Perhaps that's the Mt Everest that Dr Levy feels he has to confront, the ultimate knighthood-earning challenge he has to take on before he can have a lie-down.
Looking at his CV, you'd be forgiven for diagnosing a case of adult ADD. He has so many jobs on the go that were he to look the wrong way and be run over by one of his own trains, the unemployment statistics would suddenly dip as his tasks were shared about.
Co-director of the NZ Leadership Institute, chairman of both the Auckland and Waitemata District Health Boards, chairman of international engineering and environmental consultancy Tonkin and Taylor, deputy chairman of Health Benefits Ltd, teacher, author, celebrity speaker ... it exhausts me just typing the list.
So, will he make my bus run on time?
Scrabbling through old clippings I stumbled upon an encouraging quote in a Listener interview on the eve of his taking control at South Auckland back in 1993.
"I worship the patients." Rule One at Tauranga was the patient is always right. "It doesn't matter how drunk they are, how obnoxious they are, how much they're vomiting. This is a service industry and we need to serve them."
Luckily, there's not a lot of vomiting on the 005 from Pt Chevalier, but neither is there much evidence of patients - sorry passengers - being worshipped either.
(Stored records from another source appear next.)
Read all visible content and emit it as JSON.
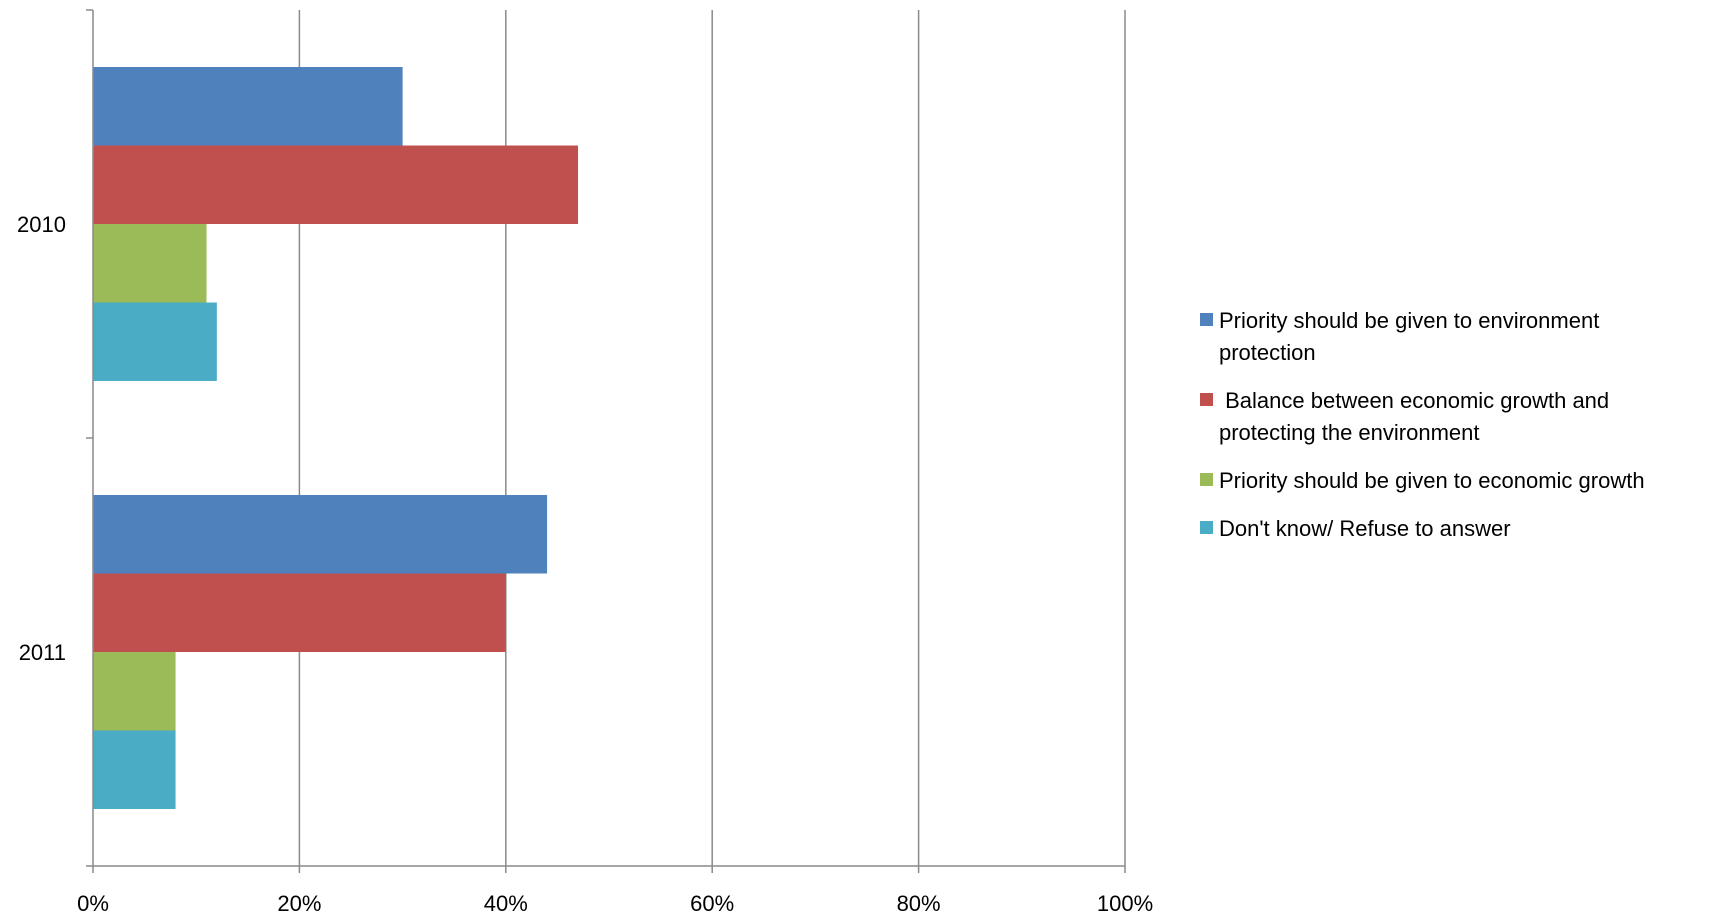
{
  "chart_data": {
    "type": "bar",
    "orientation": "horizontal",
    "categories": [
      "2010",
      "2011"
    ],
    "series": [
      {
        "name": "Priority should be given to environment protection",
        "values": [
          30,
          44
        ],
        "color": "#4F81BD"
      },
      {
        "name": " Balance between economic growth and protecting the environment",
        "values": [
          47,
          40
        ],
        "color": "#C0504D"
      },
      {
        "name": "Priority should be given to economic growth",
        "values": [
          11,
          8
        ],
        "color": "#9BBB59"
      },
      {
        "name": "Don't know/ Refuse to answer",
        "values": [
          12,
          8
        ],
        "color": "#4BACC6"
      }
    ],
    "x_ticks": [
      "0%",
      "20%",
      "40%",
      "60%",
      "80%",
      "100%"
    ],
    "xlim": [
      0,
      100
    ],
    "unit": "%",
    "grid": true,
    "legend_position": "right",
    "title": "",
    "xlabel": "",
    "ylabel": ""
  }
}
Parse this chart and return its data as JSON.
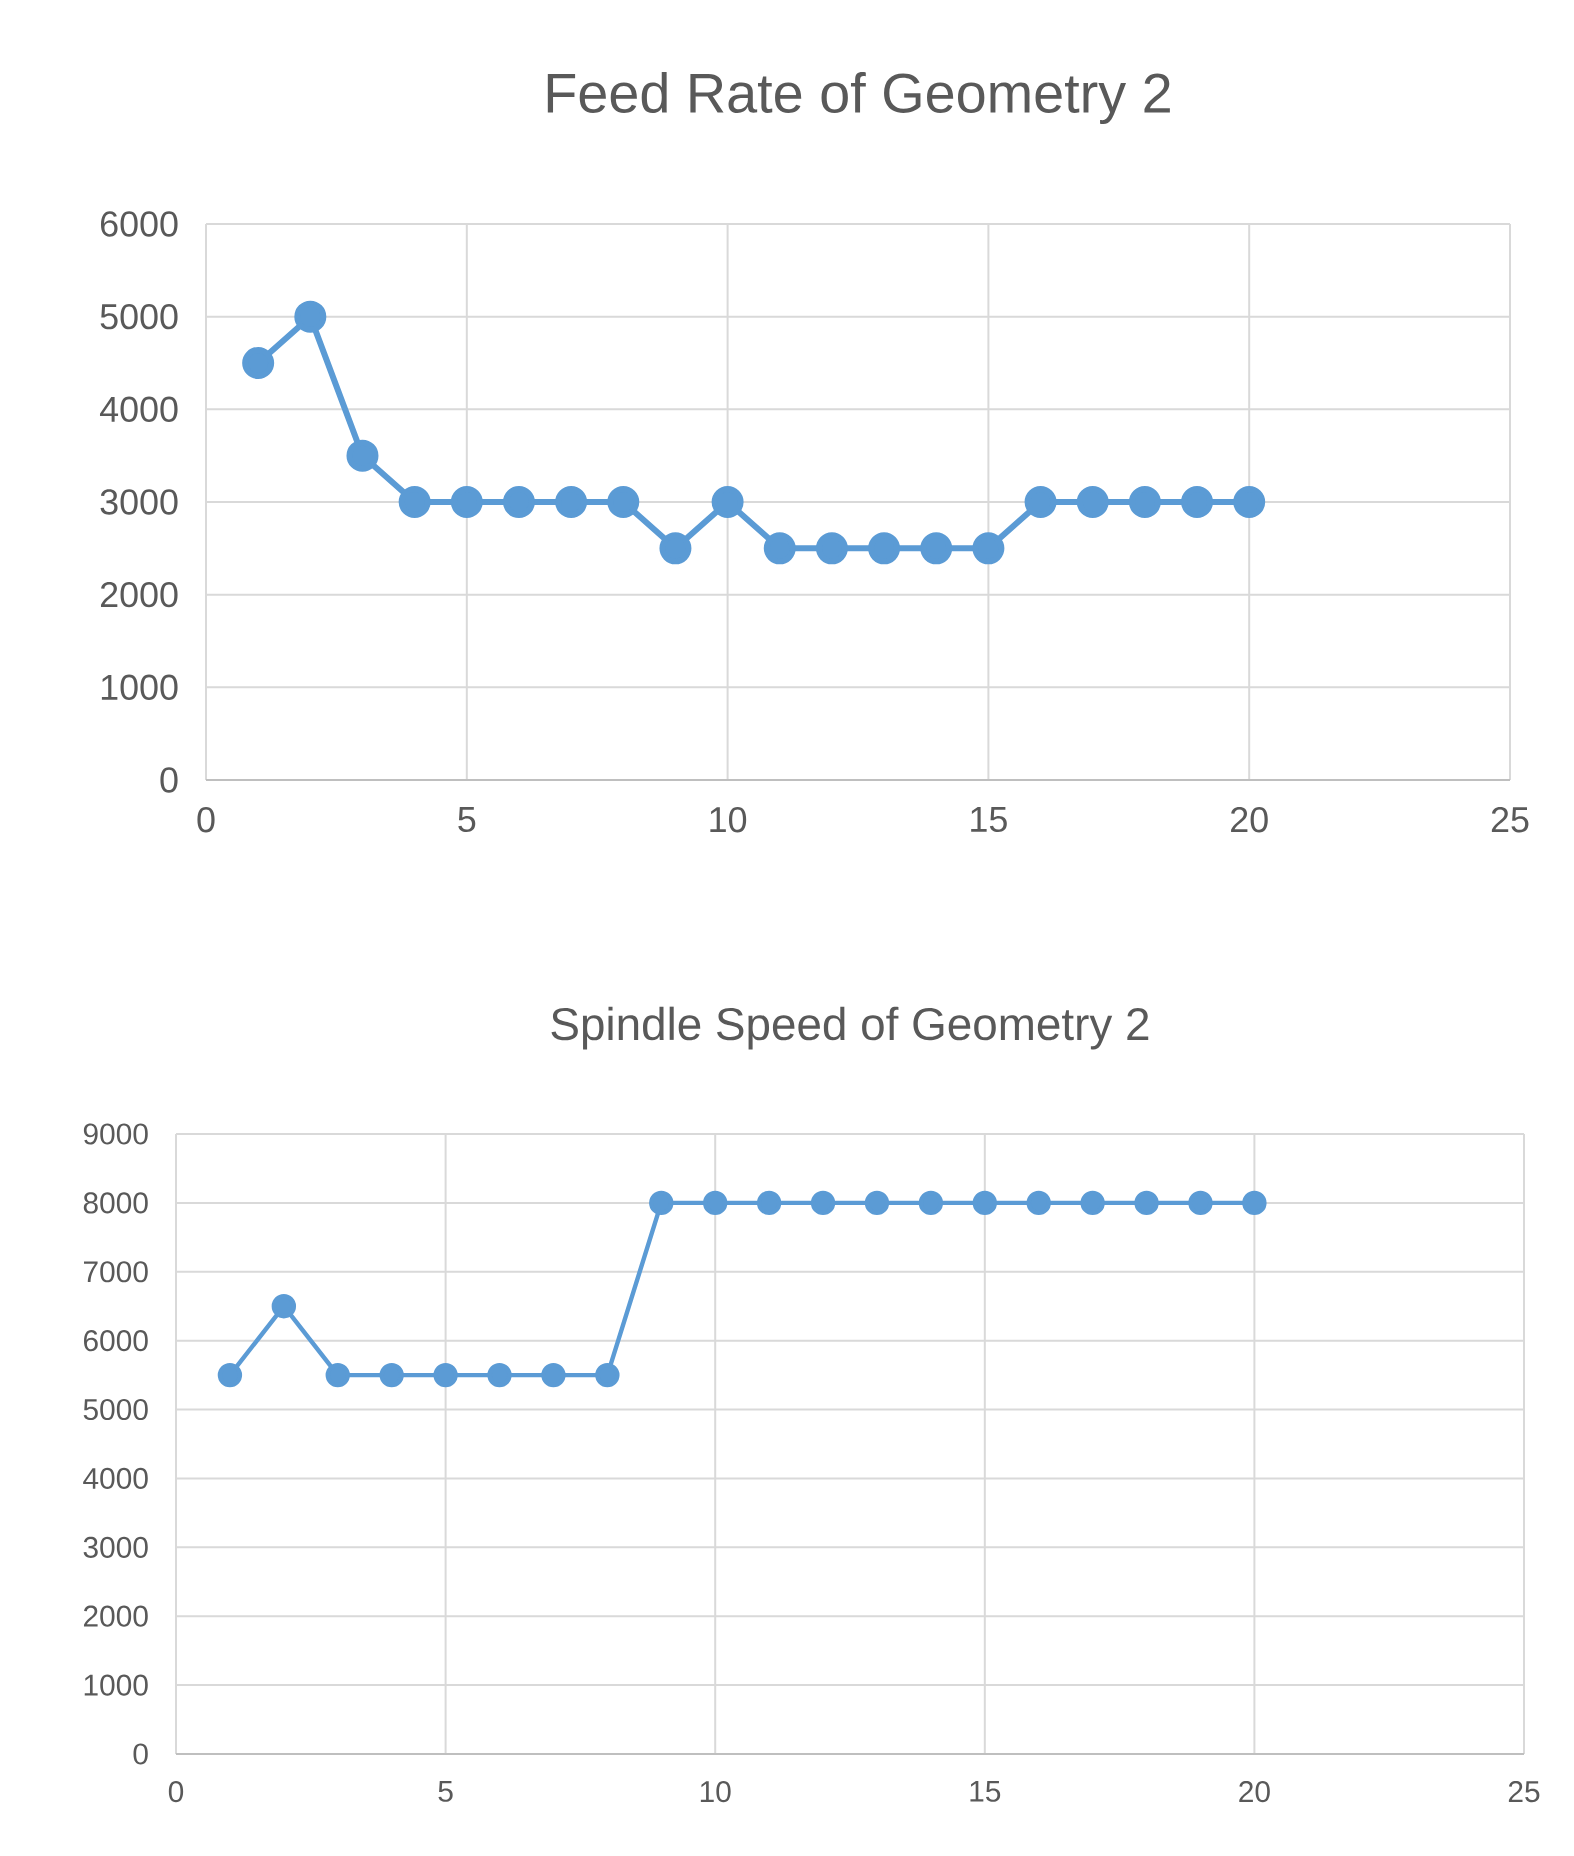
{
  "chart_data": [
    {
      "type": "line",
      "title": "Feed Rate of Geometry 2",
      "x": [
        1,
        2,
        3,
        4,
        5,
        6,
        7,
        8,
        9,
        10,
        11,
        12,
        13,
        14,
        15,
        16,
        17,
        18,
        19,
        20
      ],
      "series": [
        {
          "color": "#5b9bd5",
          "values": [
            4500,
            5000,
            3500,
            3000,
            3000,
            3000,
            3000,
            3000,
            2500,
            3000,
            2500,
            2500,
            2500,
            2500,
            2500,
            3000,
            3000,
            3000,
            3000,
            3000
          ]
        }
      ],
      "xlim": [
        0,
        25
      ],
      "xticks": [
        0,
        5,
        10,
        15,
        20,
        25
      ],
      "ylim": [
        0,
        6000
      ],
      "yticks": [
        0,
        1000,
        2000,
        3000,
        4000,
        5000,
        6000
      ],
      "grid": true,
      "marker": "circle",
      "line_style": "solid"
    },
    {
      "type": "line",
      "title": "Spindle Speed of Geometry 2",
      "x": [
        1,
        2,
        3,
        4,
        5,
        6,
        7,
        8,
        9,
        10,
        11,
        12,
        13,
        14,
        15,
        16,
        17,
        18,
        19,
        20
      ],
      "series": [
        {
          "color": "#5b9bd5",
          "values": [
            5500,
            6500,
            5500,
            5500,
            5500,
            5500,
            5500,
            5500,
            8000,
            8000,
            8000,
            8000,
            8000,
            8000,
            8000,
            8000,
            8000,
            8000,
            8000,
            8000
          ]
        }
      ],
      "xlim": [
        0,
        25
      ],
      "xticks": [
        0,
        5,
        10,
        15,
        20,
        25
      ],
      "ylim": [
        0,
        9000
      ],
      "yticks": [
        0,
        1000,
        2000,
        3000,
        4000,
        5000,
        6000,
        7000,
        8000,
        9000
      ],
      "grid": true,
      "marker": "circle",
      "line_style": "solid"
    }
  ]
}
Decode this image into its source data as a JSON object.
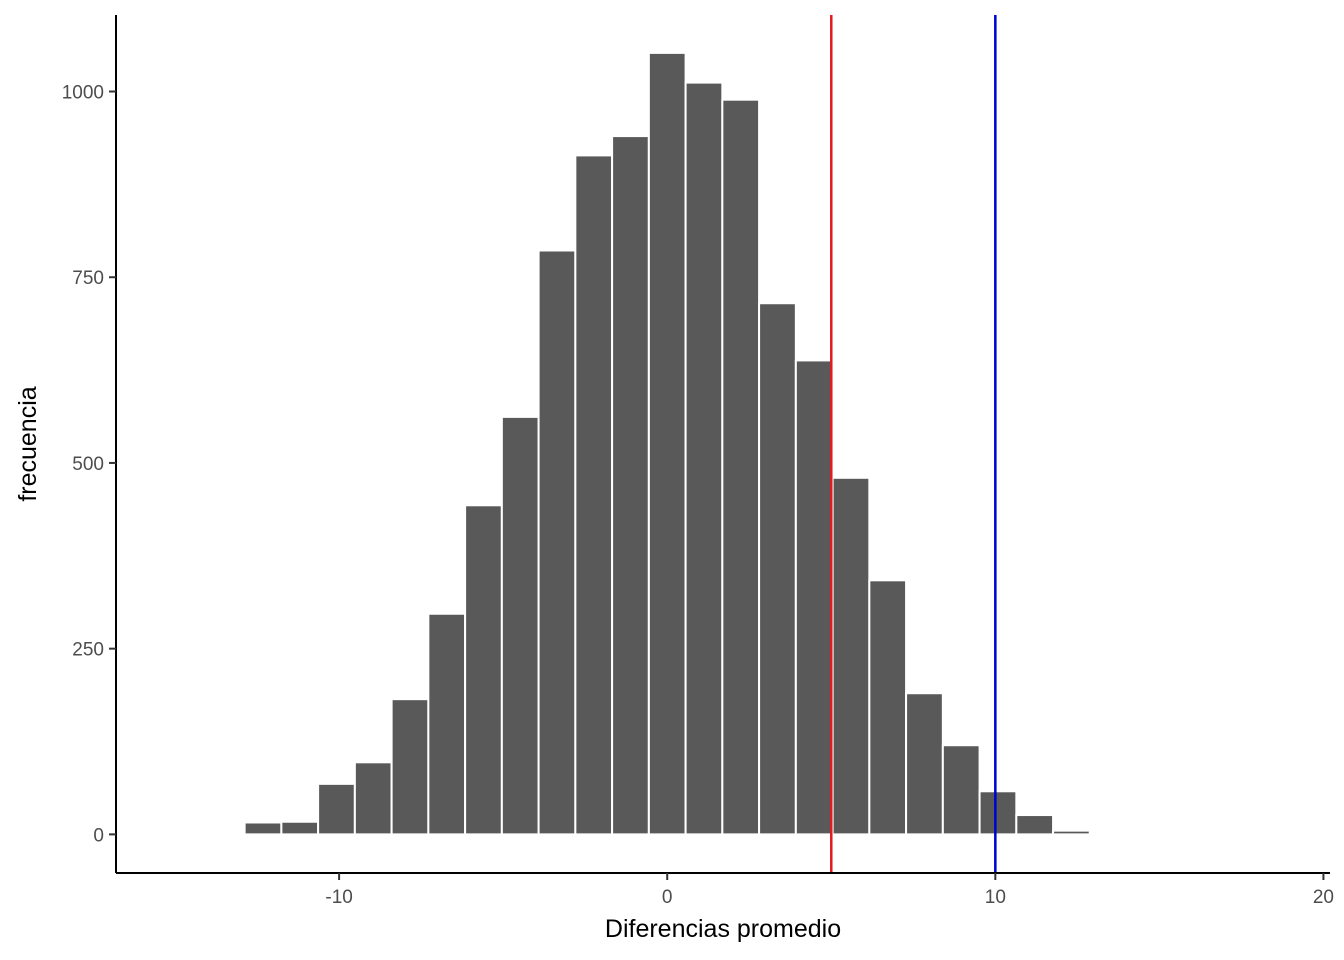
{
  "chart_data": {
    "type": "bar",
    "title": "",
    "xlabel": "Diferencias promedio",
    "ylabel": "frecuencia",
    "xlim": [
      -16.8,
      20.2
    ],
    "ylim": [
      -52,
      1103
    ],
    "x_ticks": [
      -10,
      0,
      10,
      20
    ],
    "y_ticks": [
      0,
      250,
      500,
      750,
      1000
    ],
    "x_tick_labels": [
      "-10",
      "0",
      "10",
      "20"
    ],
    "y_tick_labels": [
      "0",
      "250",
      "500",
      "750",
      "1000"
    ],
    "grid": false,
    "legend": "none",
    "bin_width": 1.12,
    "bins": [
      {
        "x": -13.44,
        "count": 2
      },
      {
        "x": -12.32,
        "count": 16
      },
      {
        "x": -11.2,
        "count": 17
      },
      {
        "x": -10.08,
        "count": 68
      },
      {
        "x": -8.96,
        "count": 97
      },
      {
        "x": -7.84,
        "count": 182
      },
      {
        "x": -6.72,
        "count": 297
      },
      {
        "x": -5.6,
        "count": 443
      },
      {
        "x": -4.48,
        "count": 562
      },
      {
        "x": -3.36,
        "count": 786
      },
      {
        "x": -2.24,
        "count": 914
      },
      {
        "x": -1.12,
        "count": 940
      },
      {
        "x": 0.0,
        "count": 1052
      },
      {
        "x": 1.12,
        "count": 1012
      },
      {
        "x": 2.24,
        "count": 989
      },
      {
        "x": 3.36,
        "count": 715
      },
      {
        "x": 4.48,
        "count": 638
      },
      {
        "x": 5.6,
        "count": 480
      },
      {
        "x": 6.72,
        "count": 342
      },
      {
        "x": 7.84,
        "count": 190
      },
      {
        "x": 8.96,
        "count": 120
      },
      {
        "x": 10.08,
        "count": 58
      },
      {
        "x": 11.2,
        "count": 26
      },
      {
        "x": 12.32,
        "count": 5
      },
      {
        "x": 13.44,
        "count": 2
      }
    ],
    "vlines": [
      {
        "x": 5,
        "color": "#e41a1c"
      },
      {
        "x": 10,
        "color": "#0000cd"
      }
    ],
    "bar_color": "#595959",
    "bar_outline": "#ffffff"
  }
}
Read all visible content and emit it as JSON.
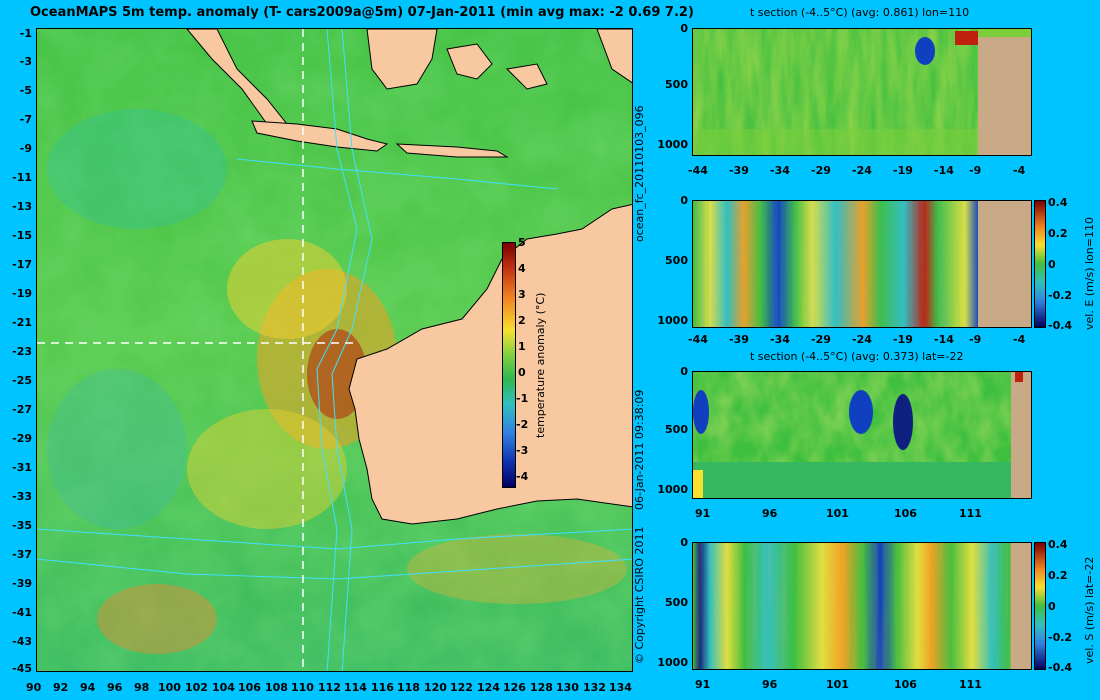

So if Dr Levy could instil this Rule One into the AT theology, that would be a great start.
As he's been appointed by a mayor committed to refocusing Auckland's transport system towards public transport, my first recommendation would be for Dr Levy to have his car immobilised for a month, and to live the problem for a mind-changing period. Travel from his Mission Bay home to Auckland Transport HQ at Henderson by public transport. Make his fellow board members and senior managers do likewise.
No doubt they'll plead they're too busy, but that's why they should do it - to experience what the people making more than 70 million trips a year on AT's public transport network have to endure. We're busy people, too.
Stuck in traffic in a badly lit, badly ventilated bus, or waiting wanly at a train station, they might see the industry they run through the eyes of the long-suffering user.
Not only might they realise the 99.9 per cent bus regularity figures they tick off at each board meeting are pure fiction, they might appreciate the need for more bus lanes, more bus shelters ... need I go on?
In June, when his departure as chairman of AT was announced, Mr Ford said the highlights as inaugural chairman of the city's new transport conglomerate included not just successfully completing the amalgamation, but signing the contract for the fleet of new electric trains, the eastern suburbs AMETI project and "presiding over the highest growth in public transport use for over half a century". Perhaps wisely, he left out the troubled integrated ticketing programme.
With the council-owned entity now up and running, it's Dr Levy's Everest to conquer. Me, I'd be delighted if he concentrated on the passenger worship.